WOCCI 2017 – Workshop on Child Computer Interaction

Satellite event of ICMI' 2017, Glasgow, Scotland November 13, 2017

Program Schedule

8:00 - 13:00: WOCCI registration

12:30 - 13:00: lunch (buffet lunch provided by ICMI)

13:00 - 13:15: WOCCI welcome

13:15 - 14:15: Invited presentation: Martin Russell. Automatic Recognition of Children’s Speech for Child-Computer Interaction

14:20 - 15:00: Oral Session I (Oral reading assessment)

15:00 - 16:15: poster session (jointly with ICMI coffee break)

16:15 - 17:15: Oral Session II (Health-related applications)

17:15 - 17:30: WOCCI closing

17:30 - 20:00: WOCCI dinner (Brel Bar, 37-43 Ashton Lane, Glasgow)

Invited Presentation:

Professor Martin Russell

Automatic Recognition of Children’s Speech for Child-Computer Interaction


Since the first paper on the subject appeared in mid-1990s it has been known that automatic speech recognition (ASR) is more challenging for children’s speech than for that of adults. Due to their shorter vocal tracts, spectral structures, such as formants, occur at higher frequencies in children’s speech and spectral resolution is poor because of their higher fundamental frequencies. A number of studies have demonstrated greater variability in a range of acoustic parameters in children’s speech, but whether this is due to poor motor control or cognitive, phonological factors associated with language acquisition is not clear. Consequently ASR reported error rates have typically been more than 100% greater for child speech than adult speech on comparable tasks. This is a significant

problem because ASR has a number of compelling applications with children and for some of these applications, such as pronunciation or reading tuition, ASR is the key enabling technology, and not just an alternative means of interaction. A number of these applications are particularly demanding because they involve very young children and require accurate recognition at the phone level.

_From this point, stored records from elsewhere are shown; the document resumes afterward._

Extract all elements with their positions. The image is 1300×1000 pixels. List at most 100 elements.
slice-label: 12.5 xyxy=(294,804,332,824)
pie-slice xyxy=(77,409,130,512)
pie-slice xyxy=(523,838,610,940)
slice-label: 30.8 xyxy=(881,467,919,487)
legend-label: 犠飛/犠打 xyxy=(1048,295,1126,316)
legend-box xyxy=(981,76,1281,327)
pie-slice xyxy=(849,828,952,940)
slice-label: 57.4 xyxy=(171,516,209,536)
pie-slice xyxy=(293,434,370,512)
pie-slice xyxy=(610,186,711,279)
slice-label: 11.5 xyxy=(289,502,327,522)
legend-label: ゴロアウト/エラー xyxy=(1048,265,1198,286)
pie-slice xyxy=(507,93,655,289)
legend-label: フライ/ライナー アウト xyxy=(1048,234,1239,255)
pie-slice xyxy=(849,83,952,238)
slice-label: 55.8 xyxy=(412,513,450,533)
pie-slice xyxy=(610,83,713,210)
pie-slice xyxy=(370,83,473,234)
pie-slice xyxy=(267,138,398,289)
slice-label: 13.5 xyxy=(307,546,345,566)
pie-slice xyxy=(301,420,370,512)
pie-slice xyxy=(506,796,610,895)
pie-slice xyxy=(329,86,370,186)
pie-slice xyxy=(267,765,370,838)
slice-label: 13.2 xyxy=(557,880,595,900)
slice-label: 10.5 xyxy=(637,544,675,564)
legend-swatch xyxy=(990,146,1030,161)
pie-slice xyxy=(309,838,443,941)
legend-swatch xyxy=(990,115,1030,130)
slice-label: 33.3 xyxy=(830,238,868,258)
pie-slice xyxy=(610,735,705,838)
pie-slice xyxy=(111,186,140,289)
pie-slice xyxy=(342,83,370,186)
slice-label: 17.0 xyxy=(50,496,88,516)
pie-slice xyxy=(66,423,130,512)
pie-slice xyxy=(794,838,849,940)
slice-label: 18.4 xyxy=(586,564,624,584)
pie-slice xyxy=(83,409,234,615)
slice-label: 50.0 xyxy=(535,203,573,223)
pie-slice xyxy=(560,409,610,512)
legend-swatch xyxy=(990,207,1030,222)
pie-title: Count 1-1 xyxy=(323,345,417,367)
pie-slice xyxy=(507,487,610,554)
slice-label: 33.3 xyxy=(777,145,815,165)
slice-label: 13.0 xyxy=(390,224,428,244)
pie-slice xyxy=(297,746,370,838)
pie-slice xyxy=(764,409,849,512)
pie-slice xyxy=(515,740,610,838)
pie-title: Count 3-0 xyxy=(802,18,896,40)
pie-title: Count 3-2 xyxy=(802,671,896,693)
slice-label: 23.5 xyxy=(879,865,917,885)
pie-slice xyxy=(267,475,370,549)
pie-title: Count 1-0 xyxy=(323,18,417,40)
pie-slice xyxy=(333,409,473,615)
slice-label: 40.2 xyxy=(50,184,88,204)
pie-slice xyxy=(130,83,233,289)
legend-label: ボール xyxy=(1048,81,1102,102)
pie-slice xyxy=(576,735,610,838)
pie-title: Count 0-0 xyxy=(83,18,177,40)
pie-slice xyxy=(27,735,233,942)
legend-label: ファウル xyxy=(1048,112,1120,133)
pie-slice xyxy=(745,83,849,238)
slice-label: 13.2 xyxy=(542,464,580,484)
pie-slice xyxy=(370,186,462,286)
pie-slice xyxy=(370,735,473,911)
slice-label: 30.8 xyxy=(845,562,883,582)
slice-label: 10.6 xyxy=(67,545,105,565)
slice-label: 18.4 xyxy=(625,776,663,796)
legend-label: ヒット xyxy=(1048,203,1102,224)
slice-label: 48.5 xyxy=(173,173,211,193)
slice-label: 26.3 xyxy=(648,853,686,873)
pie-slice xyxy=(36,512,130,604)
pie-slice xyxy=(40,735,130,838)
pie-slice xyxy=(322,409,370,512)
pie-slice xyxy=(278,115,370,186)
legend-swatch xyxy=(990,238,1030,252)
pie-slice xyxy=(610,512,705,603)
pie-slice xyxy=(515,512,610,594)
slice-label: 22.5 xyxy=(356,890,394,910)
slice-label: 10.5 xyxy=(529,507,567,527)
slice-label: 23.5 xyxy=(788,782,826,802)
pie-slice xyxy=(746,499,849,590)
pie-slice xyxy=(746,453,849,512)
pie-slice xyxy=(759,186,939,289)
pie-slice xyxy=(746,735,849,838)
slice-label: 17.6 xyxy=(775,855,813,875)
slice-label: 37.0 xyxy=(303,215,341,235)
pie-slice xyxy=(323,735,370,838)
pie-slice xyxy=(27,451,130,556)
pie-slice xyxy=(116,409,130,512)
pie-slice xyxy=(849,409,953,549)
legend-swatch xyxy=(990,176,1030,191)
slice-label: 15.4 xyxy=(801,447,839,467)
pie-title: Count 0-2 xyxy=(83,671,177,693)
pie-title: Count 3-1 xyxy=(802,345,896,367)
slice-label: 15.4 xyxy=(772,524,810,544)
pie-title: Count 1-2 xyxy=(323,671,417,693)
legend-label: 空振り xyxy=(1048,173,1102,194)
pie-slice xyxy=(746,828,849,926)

In the past decade conventional hidden Markov model (HMM) based approaches to ASR, that were the subject of incremental development since the mid 1980s, have been outperformed by deep neural network (DNN) methods based on deep learning. Most recently these DNN-HMM hybrid systems have been applied to children’s speech. This talk will chart progress in ASR for children’s speech from the early work in the 1990s to today’s DNN-HMM based systems. As well as tracking improvements in recognition accuracy I will try to measure progress in terms of how our understanding of variability in children’s speech has improved, and how research in speech technology might even give new insights into the nature of children’s speech. I will also compare results obtained using state-of- the-art systems in laboratories with the experiences of those trying to deploy ASR in real child-computer interaction applications. Finally, I will outline the most interesting challenges for the future and how they might be addressed.


Martin Russell is Professor of Information Engineering in the School of Electronic, Electrical and Systems Engineering. He joined the University of Birmingham in 1998 and was Head of School from 2006 until 2009. His research interests are in speech and language technology and the integration of speech with other modalities, for example gaze and gesture. He has published over 100 research papers in these areas.